We welcome noted tech journalist and observer Miya Knights to the Markets For Good conversation. We’re glad to have this brief opportunity to turn the journalism tables and interview Miya on the subject of data privacy. Let’s think of the social sector in the context of the broader business environment in which we operate. The speed of technological change isn’t much a respecter of clean lines drawn to mark sectors; whether for-profit or nonprofit, there are fundamental and fast movements that we need to examine as the dust is far from settled on this front.
Eric J. Henderson, Markets For Good (Eric): What do you see as the primary business risks with respect to privacy? How have they evolved over the past few years?
Miya Knights (Miya): Data security and governance has become a focus for businesses as far as privacy is concerned. With so much of any business’s day-to-day operations and communications conducted online or in ‘the cloud’ nowadays, the safety and curation of partner, employee and, most importantly, customer data should be of paramount importance at every level within any organisation.
The experience of T J Hughes in 2007 was a real wake up for anyone doing any kind of business online, when the American department store chain admitted to a data breach data back two years previously, where hackers had accessed details of its international customers’ credit and debit cards, exposing 45.7m of them to potential ID fraud and financial theft.
Some interesting research by the Ponemon Institute has since found that in 2011 the cost of data breach was $5.5m for an organisation, or $194 per record, where a record is defined as any data that identifies an individual whose information has has been compromised by a breach.
So I liken the T J Hughes debacle almost to the Enron scandal (think last year’s Sony hack too), in terms of its effect of issuing a wake up call that reached boardroom level. Organisations today must take the protection of sensitive and confidential data very seriously in order to avoid costly fines and remedial measures, as well as the inevitable loss of reputation and brand.
Eric: The range of social sector business types can generally be categorized as: the emerging class of those seeking to maximize returns, others that operate on a break-even basis, and the more familiar businesses that run as subsidized (e.g. donor-driven) businesses. Regardless of the targeted level of financial returns, each is concerned with maintaining constituent and/or client (consumer) data. What changes have you noted in the uses of consumer data, whether driven by technology or business practice?
Miya: Technology has made it much easier for us as both consumers and organisations to share potentially sensitive personal data. Think of Facebook, Twitter, Instagram, Pinterest and Foursquare – to name a few. And that’s without including registering for online purchases, product recommendation and reviews for example too. Consumer surveys have consistently shown we are happy to share our data with organisations; but only on the understanding that they will respect the privacy of that data and use it to improve the products or services they offer.
This has led to computing trends to develop IT systems that can mine ‘big data’ from diverse sources to, essentially, make the way organisations market and sell to us more effective. There’s a reason the likes of Tesco and Kroger have run successful loyalty or coupon schemes for years, connecting with over 30 million customers between them.
And the social sector is no different: using Facebook or Twitter, linked to traditional TV and print campaigns for example, to both broadcast their messages and engage with wider audiences. But just like every other organisation, this has led to an increased need for strong data governance and privacy safeguards too.
Eric: Collaboration and data sharing are topics gaining momentum in both the private sector (Collaboration Between Competitors to Attain Customer Goals) and the social sector (Collaboration Is The New Competition). They claim the same reason: It’s the only way to confront the large-scale complexity of the problems we face. To what extent are you seeing this really being executed? Any privacy-related pitfalls to watch out for based on what you’ve seen?

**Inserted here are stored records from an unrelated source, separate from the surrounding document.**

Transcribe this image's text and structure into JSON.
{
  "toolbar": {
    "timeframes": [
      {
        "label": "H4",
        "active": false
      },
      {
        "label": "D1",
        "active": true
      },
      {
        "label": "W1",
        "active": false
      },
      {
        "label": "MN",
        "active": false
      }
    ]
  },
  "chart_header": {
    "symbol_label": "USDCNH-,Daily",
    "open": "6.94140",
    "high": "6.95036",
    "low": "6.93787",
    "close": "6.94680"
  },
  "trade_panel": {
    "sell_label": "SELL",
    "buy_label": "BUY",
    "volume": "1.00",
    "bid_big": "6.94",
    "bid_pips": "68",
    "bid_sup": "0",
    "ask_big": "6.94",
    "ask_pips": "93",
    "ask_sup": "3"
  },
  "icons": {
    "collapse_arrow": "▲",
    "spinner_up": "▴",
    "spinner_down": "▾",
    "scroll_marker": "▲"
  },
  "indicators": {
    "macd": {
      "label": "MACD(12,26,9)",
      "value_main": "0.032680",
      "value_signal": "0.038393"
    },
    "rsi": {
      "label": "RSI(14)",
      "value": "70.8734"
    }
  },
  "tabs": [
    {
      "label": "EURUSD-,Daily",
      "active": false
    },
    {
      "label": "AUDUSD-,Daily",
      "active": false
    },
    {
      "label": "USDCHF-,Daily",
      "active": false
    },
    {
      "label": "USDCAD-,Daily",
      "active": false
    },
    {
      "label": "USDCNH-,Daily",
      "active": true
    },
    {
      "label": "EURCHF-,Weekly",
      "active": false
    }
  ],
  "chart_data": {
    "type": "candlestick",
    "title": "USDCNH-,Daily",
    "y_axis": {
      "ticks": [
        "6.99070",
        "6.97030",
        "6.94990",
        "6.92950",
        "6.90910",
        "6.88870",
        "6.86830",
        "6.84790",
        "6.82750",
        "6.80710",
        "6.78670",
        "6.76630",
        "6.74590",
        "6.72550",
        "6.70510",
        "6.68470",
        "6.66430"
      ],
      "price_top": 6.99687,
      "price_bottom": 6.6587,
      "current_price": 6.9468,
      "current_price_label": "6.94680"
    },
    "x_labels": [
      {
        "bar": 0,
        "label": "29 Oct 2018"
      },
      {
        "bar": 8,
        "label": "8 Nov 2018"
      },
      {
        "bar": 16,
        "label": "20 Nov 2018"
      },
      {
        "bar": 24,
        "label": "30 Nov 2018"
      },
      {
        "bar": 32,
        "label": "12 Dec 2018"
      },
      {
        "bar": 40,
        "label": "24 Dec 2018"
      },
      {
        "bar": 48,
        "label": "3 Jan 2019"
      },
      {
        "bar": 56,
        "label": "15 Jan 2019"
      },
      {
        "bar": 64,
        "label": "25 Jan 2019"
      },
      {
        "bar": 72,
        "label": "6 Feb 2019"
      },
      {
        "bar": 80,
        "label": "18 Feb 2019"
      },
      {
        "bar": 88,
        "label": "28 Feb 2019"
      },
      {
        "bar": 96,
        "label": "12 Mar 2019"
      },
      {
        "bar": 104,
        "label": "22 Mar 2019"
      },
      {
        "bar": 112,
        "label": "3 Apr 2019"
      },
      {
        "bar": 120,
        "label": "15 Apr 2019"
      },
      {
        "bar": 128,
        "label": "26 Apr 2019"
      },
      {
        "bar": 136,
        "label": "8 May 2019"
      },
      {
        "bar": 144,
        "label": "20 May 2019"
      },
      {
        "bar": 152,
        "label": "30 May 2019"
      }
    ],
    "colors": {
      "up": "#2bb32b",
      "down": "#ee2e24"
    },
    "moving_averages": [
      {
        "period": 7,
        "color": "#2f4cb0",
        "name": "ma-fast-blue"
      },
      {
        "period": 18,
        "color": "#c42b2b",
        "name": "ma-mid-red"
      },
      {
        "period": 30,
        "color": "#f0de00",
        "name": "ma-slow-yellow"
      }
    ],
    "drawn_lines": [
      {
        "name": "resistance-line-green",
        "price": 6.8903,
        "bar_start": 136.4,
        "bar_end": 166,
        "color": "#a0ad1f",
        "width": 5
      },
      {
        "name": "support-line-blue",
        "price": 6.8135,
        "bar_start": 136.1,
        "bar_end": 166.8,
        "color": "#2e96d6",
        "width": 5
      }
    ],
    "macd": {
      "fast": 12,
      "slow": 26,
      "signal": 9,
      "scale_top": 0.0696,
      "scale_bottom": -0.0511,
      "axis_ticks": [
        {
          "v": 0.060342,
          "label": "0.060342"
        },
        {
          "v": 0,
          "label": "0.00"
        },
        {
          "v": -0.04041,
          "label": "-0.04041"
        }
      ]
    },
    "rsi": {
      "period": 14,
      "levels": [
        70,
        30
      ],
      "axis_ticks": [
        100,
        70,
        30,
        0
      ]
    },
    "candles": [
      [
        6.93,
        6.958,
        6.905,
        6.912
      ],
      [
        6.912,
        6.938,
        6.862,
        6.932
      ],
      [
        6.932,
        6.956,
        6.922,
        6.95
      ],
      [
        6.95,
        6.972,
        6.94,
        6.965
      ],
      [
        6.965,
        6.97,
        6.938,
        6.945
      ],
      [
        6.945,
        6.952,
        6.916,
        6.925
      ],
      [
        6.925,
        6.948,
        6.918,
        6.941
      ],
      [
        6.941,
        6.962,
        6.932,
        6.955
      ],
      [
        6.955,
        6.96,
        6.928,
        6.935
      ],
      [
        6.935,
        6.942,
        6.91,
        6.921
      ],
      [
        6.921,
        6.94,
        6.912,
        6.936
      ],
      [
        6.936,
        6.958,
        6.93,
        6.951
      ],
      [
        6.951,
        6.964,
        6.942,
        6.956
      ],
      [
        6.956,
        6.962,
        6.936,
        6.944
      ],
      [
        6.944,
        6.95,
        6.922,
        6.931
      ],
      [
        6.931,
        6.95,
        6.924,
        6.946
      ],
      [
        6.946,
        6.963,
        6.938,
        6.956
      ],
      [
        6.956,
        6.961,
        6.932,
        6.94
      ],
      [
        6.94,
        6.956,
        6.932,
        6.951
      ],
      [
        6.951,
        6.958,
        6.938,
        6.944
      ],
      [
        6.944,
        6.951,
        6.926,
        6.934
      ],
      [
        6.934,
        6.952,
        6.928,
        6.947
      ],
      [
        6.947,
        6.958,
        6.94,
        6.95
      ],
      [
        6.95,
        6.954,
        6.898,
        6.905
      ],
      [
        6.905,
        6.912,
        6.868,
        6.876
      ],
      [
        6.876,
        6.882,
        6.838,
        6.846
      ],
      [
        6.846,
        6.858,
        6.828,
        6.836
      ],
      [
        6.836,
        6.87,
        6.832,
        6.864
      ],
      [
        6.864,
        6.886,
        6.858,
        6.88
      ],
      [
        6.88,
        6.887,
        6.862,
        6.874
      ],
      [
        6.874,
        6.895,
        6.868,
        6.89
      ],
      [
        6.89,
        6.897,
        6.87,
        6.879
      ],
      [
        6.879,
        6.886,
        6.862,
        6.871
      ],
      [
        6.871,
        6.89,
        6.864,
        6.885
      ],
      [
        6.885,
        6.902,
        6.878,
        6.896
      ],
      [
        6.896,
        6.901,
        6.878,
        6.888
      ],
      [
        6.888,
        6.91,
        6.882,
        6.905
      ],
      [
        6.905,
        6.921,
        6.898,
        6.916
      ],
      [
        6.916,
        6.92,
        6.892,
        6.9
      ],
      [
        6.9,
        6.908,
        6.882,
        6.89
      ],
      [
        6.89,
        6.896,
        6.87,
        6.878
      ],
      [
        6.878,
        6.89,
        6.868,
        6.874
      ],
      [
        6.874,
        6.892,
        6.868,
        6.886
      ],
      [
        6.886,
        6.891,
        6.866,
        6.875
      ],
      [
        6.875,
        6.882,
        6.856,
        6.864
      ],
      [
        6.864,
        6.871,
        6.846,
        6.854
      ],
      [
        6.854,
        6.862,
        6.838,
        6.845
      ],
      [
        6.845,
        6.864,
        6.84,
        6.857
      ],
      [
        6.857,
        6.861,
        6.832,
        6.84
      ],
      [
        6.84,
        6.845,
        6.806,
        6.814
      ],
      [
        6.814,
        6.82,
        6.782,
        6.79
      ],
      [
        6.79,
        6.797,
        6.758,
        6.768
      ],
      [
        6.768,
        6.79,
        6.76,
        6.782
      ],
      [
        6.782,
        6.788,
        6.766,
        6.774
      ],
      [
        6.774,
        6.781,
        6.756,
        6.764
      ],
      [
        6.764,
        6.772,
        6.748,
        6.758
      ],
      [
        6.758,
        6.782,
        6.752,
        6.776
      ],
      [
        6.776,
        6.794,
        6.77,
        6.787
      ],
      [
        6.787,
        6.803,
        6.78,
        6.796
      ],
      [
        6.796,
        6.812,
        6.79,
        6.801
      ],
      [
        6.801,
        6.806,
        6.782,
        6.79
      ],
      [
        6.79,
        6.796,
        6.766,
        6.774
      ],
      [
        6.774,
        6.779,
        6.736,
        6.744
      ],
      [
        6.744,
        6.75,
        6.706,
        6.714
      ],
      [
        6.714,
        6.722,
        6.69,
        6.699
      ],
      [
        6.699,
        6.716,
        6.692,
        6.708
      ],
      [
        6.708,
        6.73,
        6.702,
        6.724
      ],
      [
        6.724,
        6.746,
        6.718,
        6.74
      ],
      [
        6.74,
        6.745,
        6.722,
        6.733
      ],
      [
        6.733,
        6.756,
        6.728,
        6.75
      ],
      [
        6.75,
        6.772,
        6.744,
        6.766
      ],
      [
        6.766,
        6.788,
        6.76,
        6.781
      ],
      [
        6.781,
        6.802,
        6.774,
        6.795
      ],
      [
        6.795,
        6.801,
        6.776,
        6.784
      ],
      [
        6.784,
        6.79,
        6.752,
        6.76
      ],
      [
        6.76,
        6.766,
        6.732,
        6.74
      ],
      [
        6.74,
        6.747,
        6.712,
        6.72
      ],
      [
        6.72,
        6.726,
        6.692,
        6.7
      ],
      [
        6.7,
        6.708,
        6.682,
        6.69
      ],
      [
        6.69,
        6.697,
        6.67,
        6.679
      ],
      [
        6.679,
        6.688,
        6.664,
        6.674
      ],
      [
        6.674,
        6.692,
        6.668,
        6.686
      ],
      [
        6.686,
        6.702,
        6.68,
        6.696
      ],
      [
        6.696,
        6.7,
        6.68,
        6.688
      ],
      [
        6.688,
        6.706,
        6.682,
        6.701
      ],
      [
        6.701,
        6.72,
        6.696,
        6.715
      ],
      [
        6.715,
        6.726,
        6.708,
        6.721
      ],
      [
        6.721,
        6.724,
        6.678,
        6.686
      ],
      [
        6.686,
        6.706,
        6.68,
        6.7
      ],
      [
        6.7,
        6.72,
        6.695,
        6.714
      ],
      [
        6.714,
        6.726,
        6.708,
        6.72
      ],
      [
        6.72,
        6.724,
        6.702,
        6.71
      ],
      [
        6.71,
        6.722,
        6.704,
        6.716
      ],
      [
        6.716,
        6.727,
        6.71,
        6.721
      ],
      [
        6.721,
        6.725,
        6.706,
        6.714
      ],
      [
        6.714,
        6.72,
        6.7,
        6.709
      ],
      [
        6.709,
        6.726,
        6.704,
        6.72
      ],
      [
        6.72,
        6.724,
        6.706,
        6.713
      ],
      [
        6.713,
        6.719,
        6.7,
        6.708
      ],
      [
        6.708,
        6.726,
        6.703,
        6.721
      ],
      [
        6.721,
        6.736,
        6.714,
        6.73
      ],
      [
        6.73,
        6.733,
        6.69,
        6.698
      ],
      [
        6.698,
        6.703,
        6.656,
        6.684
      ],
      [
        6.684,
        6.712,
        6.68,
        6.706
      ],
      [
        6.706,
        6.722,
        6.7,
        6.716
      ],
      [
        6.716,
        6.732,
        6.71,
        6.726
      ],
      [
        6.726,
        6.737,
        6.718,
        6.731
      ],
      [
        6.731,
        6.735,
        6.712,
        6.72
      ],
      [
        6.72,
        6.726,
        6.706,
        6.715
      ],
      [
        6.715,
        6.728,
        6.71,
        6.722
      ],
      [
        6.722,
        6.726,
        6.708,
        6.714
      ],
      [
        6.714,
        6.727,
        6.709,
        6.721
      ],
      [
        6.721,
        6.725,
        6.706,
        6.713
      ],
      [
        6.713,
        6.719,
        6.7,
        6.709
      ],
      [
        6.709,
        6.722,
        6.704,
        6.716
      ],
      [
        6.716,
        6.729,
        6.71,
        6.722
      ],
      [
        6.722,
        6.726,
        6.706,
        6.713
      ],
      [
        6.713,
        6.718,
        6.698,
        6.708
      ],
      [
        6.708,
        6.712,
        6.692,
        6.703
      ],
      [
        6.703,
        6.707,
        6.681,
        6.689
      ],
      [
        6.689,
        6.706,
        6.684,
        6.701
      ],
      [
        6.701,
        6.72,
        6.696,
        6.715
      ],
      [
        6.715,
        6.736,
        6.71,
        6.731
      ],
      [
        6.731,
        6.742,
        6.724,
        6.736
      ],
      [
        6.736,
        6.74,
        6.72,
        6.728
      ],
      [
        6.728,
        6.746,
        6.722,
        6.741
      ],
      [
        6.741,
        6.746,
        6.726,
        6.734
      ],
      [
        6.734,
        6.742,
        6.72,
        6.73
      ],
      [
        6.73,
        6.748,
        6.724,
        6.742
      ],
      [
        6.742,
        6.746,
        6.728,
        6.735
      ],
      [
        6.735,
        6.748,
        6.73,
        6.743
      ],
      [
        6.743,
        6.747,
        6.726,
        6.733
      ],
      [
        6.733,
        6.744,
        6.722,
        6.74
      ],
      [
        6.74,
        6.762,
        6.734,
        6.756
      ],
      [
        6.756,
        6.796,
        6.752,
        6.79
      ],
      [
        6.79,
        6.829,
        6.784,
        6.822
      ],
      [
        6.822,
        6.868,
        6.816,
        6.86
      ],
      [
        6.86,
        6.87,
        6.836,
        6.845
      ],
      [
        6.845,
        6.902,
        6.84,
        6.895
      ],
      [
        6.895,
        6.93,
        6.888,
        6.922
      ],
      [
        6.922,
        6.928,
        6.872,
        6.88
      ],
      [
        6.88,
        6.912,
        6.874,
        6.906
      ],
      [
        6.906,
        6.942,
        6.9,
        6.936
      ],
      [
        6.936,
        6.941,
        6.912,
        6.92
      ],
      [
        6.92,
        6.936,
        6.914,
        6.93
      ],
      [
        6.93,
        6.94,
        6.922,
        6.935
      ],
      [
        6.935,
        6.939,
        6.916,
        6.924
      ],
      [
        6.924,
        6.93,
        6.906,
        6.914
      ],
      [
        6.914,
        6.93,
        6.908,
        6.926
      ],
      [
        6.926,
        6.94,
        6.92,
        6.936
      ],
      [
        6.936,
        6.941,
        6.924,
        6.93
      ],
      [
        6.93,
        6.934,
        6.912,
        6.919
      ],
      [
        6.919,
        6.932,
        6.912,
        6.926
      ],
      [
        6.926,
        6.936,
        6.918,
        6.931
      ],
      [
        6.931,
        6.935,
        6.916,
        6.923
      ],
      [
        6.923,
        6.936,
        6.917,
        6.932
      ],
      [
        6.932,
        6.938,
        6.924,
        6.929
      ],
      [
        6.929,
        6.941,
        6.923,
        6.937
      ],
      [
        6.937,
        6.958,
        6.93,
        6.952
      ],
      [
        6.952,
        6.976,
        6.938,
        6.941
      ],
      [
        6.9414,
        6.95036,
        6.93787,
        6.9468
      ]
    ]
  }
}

Miya: Given the security and privacy concerns already mentioned, and despite the advances in mobile and cloud computing, harnessing data collaboration and sharing between organisations is still relatively in its infancy. There are definite benefits to be had, as long the data has been obtained with relevant permissions and/or is shared in anonymised way. Some charities already rely on Facebook analytics to support campaign execution for instance. While global shipping data standards are providing greater traceability throughout global supply chains.
For me, the most interesting development around the way we use all of this new social data is being generated in the area of semantic web development, or part of ‘Web 3.0’ if you will. The development of ‘ontologies’ will help industries more easily identify and understand the interconnections between different types and sets of data.
But until this kind of development becomes mainstream, all businesses would do well to tread carefully when pursuing data sharing or collaboration strategies. They need to have a clear idea of what they are looking to achieve and weigh that with the cost of doing so in a way that balances the benefits of greater insight and more effective execution on offer with safeguards around the data and the privacy of its owners.